Hot Takes Categories
Popular
The greatest hits of controversial opinions. These are the takes that get everyone talking — from everyday habits to life philosophy. Perfect for any group.
Food
Pineapple on pizza is just the beginning. This category covers cooking opinions, restaurant etiquette, and food combinations that some people swear by and others find criminal.
Relationships
Dating rules, relationship expectations, and the unwritten social contracts between partners. These takes tend to split the room right down the middle.
Social Media
How we present ourselves online, screen time habits, and the unspoken rules of digital communication. Expect some generational divides here.
Movies
Unpopular opinions about beloved films, hot takes on franchises, and debates about what actually makes a movie good. Film buffs and casual viewers will see things very differently.
Music
Genre wars, overrated artists, and the eternal question of whether lyrics or melody matters more. Prepare for passionate disagreements.
Sports
Athletic controversies, fan culture, and opinions about rules that need changing. Even non-sports fans will have something to say about a few of these.
Work
Office culture, career choices, and the future of how we work. Remote vs. office debates are just the warm-up round.
Hot Takes Rules
Keep things fun and fair with a few ground rules:
- No fence-sitting. You have to pick agree or disagree. No “it depends” allowed — that defeats the whole purpose.

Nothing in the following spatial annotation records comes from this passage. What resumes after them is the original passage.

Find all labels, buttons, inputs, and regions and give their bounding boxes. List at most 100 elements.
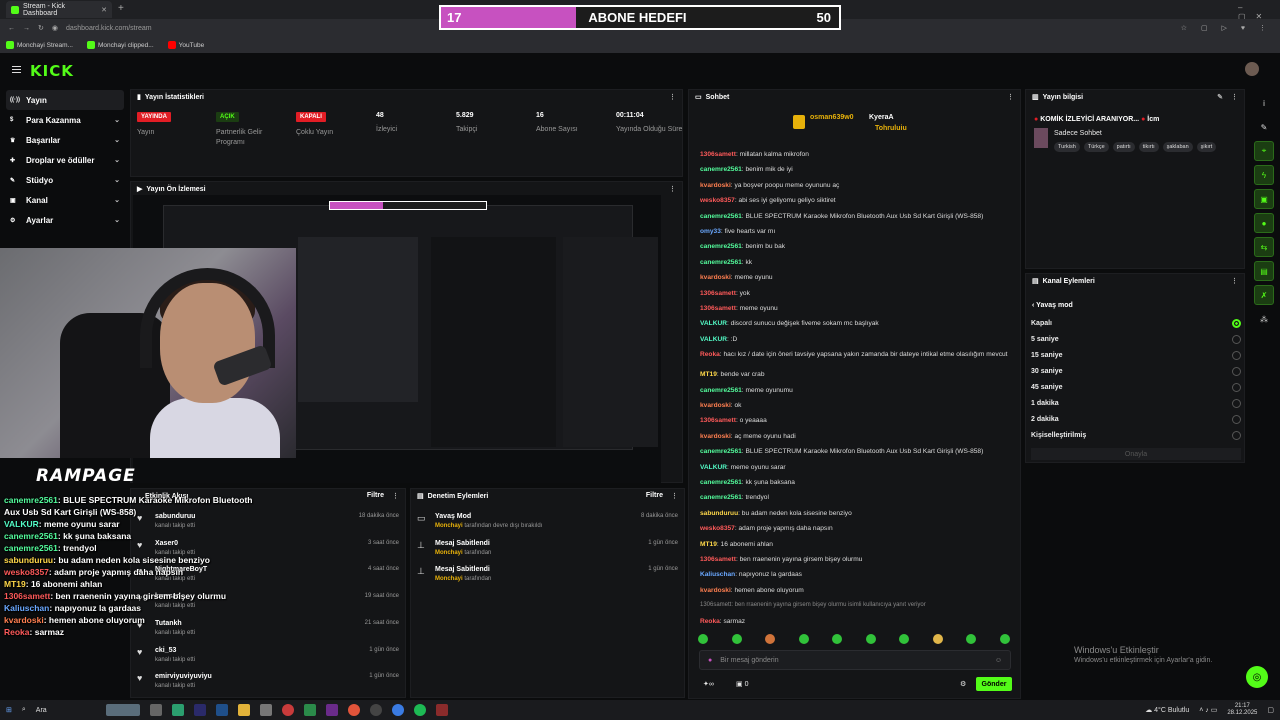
sidebar-item[interactable]: $ Para Kazanma ⌄ bbox=[6, 110, 124, 130]
browser-tab[interactable]: Stream - Kick Dashboard ✕ bbox=[6, 1, 112, 18]
app-icon[interactable] bbox=[369, 704, 382, 716]
edit-icon[interactable]: ✎ bbox=[1254, 117, 1274, 137]
chat-message[interactable]: kvardoski: ya boşver poopu meme oyununu … bbox=[700, 181, 1010, 190]
chat-username[interactable]: canemre2561 bbox=[700, 213, 742, 220]
target-icon[interactable]: ⌖ bbox=[1254, 141, 1274, 161]
sidebar-item[interactable]: ⚙ Ayarlar ⌄ bbox=[6, 210, 124, 230]
tag-chip[interactable]: şikırt bbox=[1196, 142, 1217, 152]
chat-username[interactable]: 1306samett bbox=[700, 417, 736, 424]
chat-message[interactable]: canemre2561: kk bbox=[700, 258, 1010, 267]
taskbar-search[interactable]: Ara bbox=[36, 707, 96, 714]
chevron-down-icon[interactable]: ⌄ bbox=[114, 176, 120, 184]
chat-message[interactable]: kvardoski: meme oyunu bbox=[700, 273, 1010, 282]
activity-user[interactable]: cki_53 bbox=[155, 647, 176, 654]
emote-icon[interactable] bbox=[966, 634, 977, 644]
radio-button[interactable] bbox=[1232, 366, 1241, 376]
chat-message[interactable]: Reoka: sarmaz bbox=[700, 617, 1010, 626]
kick-logo[interactable]: KICK bbox=[30, 62, 74, 80]
chat-message[interactable]: MT19: bende var crab bbox=[700, 370, 1010, 379]
chat-username[interactable]: canemre2561 bbox=[700, 166, 742, 173]
sidebar-item[interactable]: ((·)) Yayın bbox=[6, 90, 124, 110]
chat-message[interactable]: Kaliuschan: napıyonuz la gardaas bbox=[700, 570, 1010, 579]
more-icon[interactable]: ⋮ bbox=[671, 492, 678, 500]
chat-username[interactable]: kvardoski bbox=[700, 587, 731, 594]
chat-username[interactable]: sabunduruu bbox=[700, 510, 738, 517]
tag-chip[interactable]: şaklaban bbox=[1162, 142, 1193, 152]
browser-extensions-icon[interactable]: ☆ ▢ ▷ ♥ ⋮ bbox=[1181, 24, 1272, 32]
reply-indicator[interactable]: 1306samett: ben rraenenin yayına girsem … bbox=[700, 601, 1010, 610]
info-icon[interactable]: i bbox=[1254, 93, 1274, 113]
more-icon[interactable]: ⋮ bbox=[1007, 93, 1014, 101]
chat-username[interactable]: 1306samett bbox=[700, 151, 736, 158]
chat-username[interactable]: 1306samett bbox=[700, 305, 736, 312]
back-icon[interactable]: ← bbox=[8, 25, 15, 32]
chat-username[interactable]: canemre2561 bbox=[700, 387, 742, 394]
radio-button[interactable] bbox=[1232, 382, 1241, 392]
radio-button[interactable] bbox=[1232, 334, 1241, 344]
reload-icon[interactable]: ↻ bbox=[38, 24, 44, 32]
chat-username[interactable]: wesko8357 bbox=[700, 197, 735, 204]
chat-username[interactable]: MT19 bbox=[700, 541, 717, 548]
bookmark-item[interactable]: Monchayi clipped... bbox=[87, 41, 154, 49]
chat-message[interactable]: VALKUR: discord sunucu değişek fiveme so… bbox=[700, 319, 1010, 328]
tag-chip[interactable]: Turkish bbox=[1054, 142, 1080, 152]
help-chat-button[interactable]: ◎ bbox=[1246, 666, 1268, 688]
chat-message[interactable]: canemre2561: benim mik de iyi bbox=[700, 165, 1010, 174]
url-field[interactable]: dashboard.kick.com/stream bbox=[66, 25, 152, 32]
filter-button[interactable]: Filtre bbox=[367, 492, 384, 500]
chat-message[interactable]: omy33: five hearts var mı bbox=[700, 227, 1010, 236]
app-icon[interactable] bbox=[391, 704, 404, 716]
chat-message[interactable]: VALKUR: meme oyunu sarar bbox=[700, 463, 1010, 472]
chat-username[interactable]: canemre2561 bbox=[700, 494, 742, 501]
app-icon[interactable] bbox=[325, 704, 338, 716]
tag-chip[interactable]: patırtı bbox=[1112, 142, 1135, 152]
app-icon[interactable] bbox=[435, 704, 448, 716]
premiere-icon[interactable] bbox=[193, 704, 206, 716]
chat-username[interactable]: kvardoski bbox=[700, 274, 731, 281]
chat-username[interactable]: 1306samett bbox=[700, 556, 736, 563]
more-icon[interactable]: ⋮ bbox=[1231, 93, 1238, 101]
lightning-icon[interactable]: ϟ bbox=[1254, 165, 1274, 185]
chat-message[interactable]: kvardoski: hemen abone oluyorum bbox=[700, 586, 1010, 595]
radio-button[interactable] bbox=[1232, 430, 1241, 440]
app-icon[interactable] bbox=[259, 704, 272, 716]
emote-icon[interactable] bbox=[999, 634, 1010, 644]
bookmark-item[interactable]: Monchayi Stream... bbox=[6, 41, 73, 49]
search-highlight-image[interactable] bbox=[105, 704, 140, 716]
chat-message[interactable]: kvardoski: ok bbox=[700, 401, 1010, 410]
chat-message[interactable]: VALKUR: :D bbox=[700, 335, 1010, 344]
slow-mode-option[interactable]: Kişiselleştirilmiş bbox=[1031, 429, 1241, 441]
explorer-icon[interactable] bbox=[237, 704, 250, 716]
points-icon[interactable]: ✦∞ bbox=[703, 680, 714, 688]
chat-username[interactable]: kvardoski bbox=[700, 182, 731, 189]
gifter-name[interactable]: KyeraA bbox=[869, 114, 894, 121]
forward-icon[interactable]: → bbox=[23, 25, 30, 32]
chevron-down-icon[interactable]: ⌄ bbox=[114, 116, 120, 124]
chat-username[interactable]: MT19 bbox=[700, 371, 717, 378]
link-icon[interactable]: ⇆ bbox=[1254, 237, 1274, 257]
slow-mode-back[interactable]: ‹ Yavaş mod bbox=[1032, 302, 1073, 309]
chevron-down-icon[interactable]: ⌄ bbox=[114, 156, 120, 164]
wrench-icon[interactable]: ✗ bbox=[1254, 285, 1274, 305]
chat-username[interactable]: VALKUR bbox=[700, 320, 727, 327]
radio-button[interactable] bbox=[1232, 318, 1241, 328]
gift-count[interactable]: ▣ 0 bbox=[736, 680, 748, 688]
chevron-down-icon[interactable]: ⌄ bbox=[114, 136, 120, 144]
slow-mode-option[interactable]: 5 saniye bbox=[1031, 333, 1241, 345]
chat-message[interactable]: wesko8357: adam proje yapmış daha napsın bbox=[700, 524, 1010, 533]
windows-start-icon[interactable]: ⊞ bbox=[6, 706, 12, 714]
emote-icon[interactable] bbox=[798, 634, 809, 644]
chat-message[interactable]: canemre2561: BLUE SPECTRUM Karaoke Mikro… bbox=[700, 212, 1010, 221]
avatar[interactable] bbox=[1245, 62, 1259, 76]
bookmark-item[interactable]: YouTube bbox=[167, 41, 204, 49]
chat-username[interactable]: VALKUR bbox=[700, 464, 727, 471]
filter-button[interactable]: Filtre bbox=[646, 492, 663, 500]
shield-icon[interactable]: ▣ bbox=[1254, 189, 1274, 209]
gifter-name[interactable]: osman639w0 bbox=[810, 114, 854, 121]
chat-username[interactable]: VALKUR bbox=[700, 336, 727, 343]
activity-user[interactable]: emirviyuviyuviyu bbox=[155, 673, 212, 680]
chat-message[interactable]: canemre2561: BLUE SPECTRUM Karaoke Mikro… bbox=[700, 447, 1010, 456]
chat-message[interactable]: wesko8357: abi ses iyi geliyomu geliyo s… bbox=[700, 196, 1010, 205]
emote-icon[interactable] bbox=[698, 634, 708, 644]
chat-username[interactable]: omy33 bbox=[700, 228, 721, 235]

- Respect the debate. Attack the argument, not the person. Someone liking ketchup on steak is wrong, but they’re still your friend.

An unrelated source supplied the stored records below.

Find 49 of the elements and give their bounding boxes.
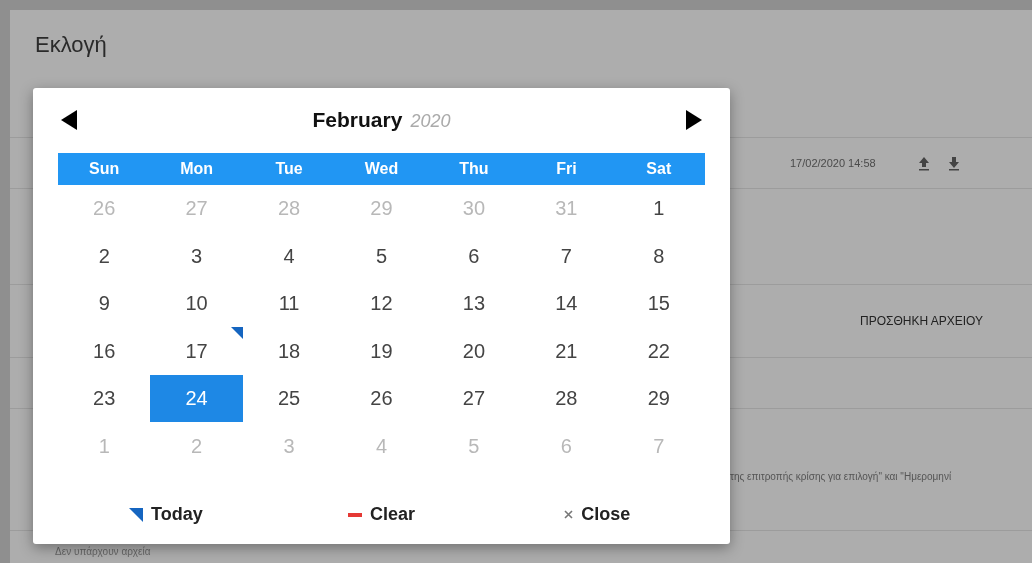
- add-file-button[interactable]: ΠΡΟΣΘΗΚΗ ΑΡΧΕΙΟΥ: [860, 314, 984, 328]
- month-label: February: [312, 108, 403, 133]
- day-cell[interactable]: 22: [612, 327, 705, 375]
- day-cell[interactable]: 18: [242, 327, 336, 375]
- day-cell[interactable]: 3: [150, 232, 243, 280]
- day-cell[interactable]: 13: [427, 279, 521, 328]
- minus-icon: [348, 512, 362, 517]
- day-cell[interactable]: 10: [150, 279, 243, 328]
- weekday-label: Tue: [274, 159, 304, 178]
- close-button[interactable]: Close: [489, 503, 705, 527]
- day-cell[interactable]: 21: [520, 327, 613, 375]
- day-cell[interactable]: 7: [520, 232, 613, 280]
- day-cell[interactable]: 19: [335, 327, 428, 375]
- day-cell[interactable]: 28: [520, 374, 613, 423]
- corner-triangle-icon: [129, 507, 143, 522]
- weekday-label: Mon: [179, 159, 215, 178]
- empty-message: Δεν υπάρχουν αρχεία: [55, 546, 151, 557]
- weekday-label: Thu: [458, 159, 490, 178]
- file-date: 17/02/2020 14:58: [790, 157, 876, 169]
- day-cell[interactable]: 11: [242, 279, 336, 328]
- day-cell[interactable]: 8: [612, 232, 705, 280]
- day-cell[interactable]: 6: [427, 232, 521, 280]
- day-cell[interactable]: 14: [520, 279, 613, 328]
- day-cell[interactable]: 25: [242, 374, 336, 423]
- day-cell[interactable]: 24: [150, 374, 243, 423]
- year-label: 2020: [410, 111, 451, 133]
- day-cell[interactable]: 20: [427, 327, 521, 375]
- day-cell[interactable]: 15: [612, 279, 705, 328]
- weekday-label: Sat: [645, 159, 673, 178]
- close-icon: [564, 510, 574, 520]
- day-cell[interactable]: 4: [242, 232, 336, 280]
- clear-button[interactable]: Clear: [273, 503, 490, 527]
- weekday-label: Wed: [363, 159, 400, 178]
- weekday-label: Sun: [88, 159, 121, 178]
- day-cell[interactable]: 1: [612, 184, 705, 233]
- day-cell[interactable]: 2: [58, 232, 151, 280]
- weekday-label: Fri: [555, 159, 578, 178]
- page-title: Εκλογή: [35, 32, 107, 58]
- day-cell[interactable]: 17: [150, 327, 243, 375]
- day-cell[interactable]: 26: [335, 374, 428, 423]
- day-cell[interactable]: 5: [335, 232, 428, 280]
- note-text: της επιτροπής κρίσης για επιλογή" και "Ημερομηνί: [730, 471, 952, 482]
- day-cell[interactable]: 9: [58, 279, 151, 328]
- day-cell[interactable]: 29: [612, 374, 705, 423]
- day-cell[interactable]: 23: [58, 374, 151, 423]
- day-cell[interactable]: 27: [427, 374, 521, 423]
- day-cell[interactable]: 12: [335, 279, 428, 328]
- today-button[interactable]: Today: [58, 503, 274, 527]
- day-cell[interactable]: 16: [58, 327, 151, 375]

- Time your rounds. Give each debate 1-2 minutes, then move on. Some takes deserve longer, but don’t let one topic eat the whole night.
- Switch categories often. Jumping between Food and Relationships and Sports keeps the energy up and prevents debate fatigue.
- Everyone speaks. Make sure quiet people get a chance to defend their position. Sometimes the quietest person has the hottest take.
Tips for the Best Hot Takes Game Night
A few small tweaks turn a good game into a memorable one.
Start with Popular. The general category warms people up before you hit them with relationship takes or work opinions that might get personal.
Add stakes. The person with the most unpopular opinion each round has to do something — take a sip, answer a follow-up question, or defend their take for an extra 30 seconds.
Use it as an icebreaker. Hot Takes works brilliantly with groups that don’t know each other well. Nothing bonds strangers faster than discovering they both think soup is a drink.
Play during downtime. Waiting for food at a restaurant, sitting around a campfire, or killing time before an event — Hot Takes fills dead air with actual entertainment.
Let debates breathe. If a particular take sparks a genuinely interesting conversation, don’t rush to the next one. The game is a conversation starter, not a race.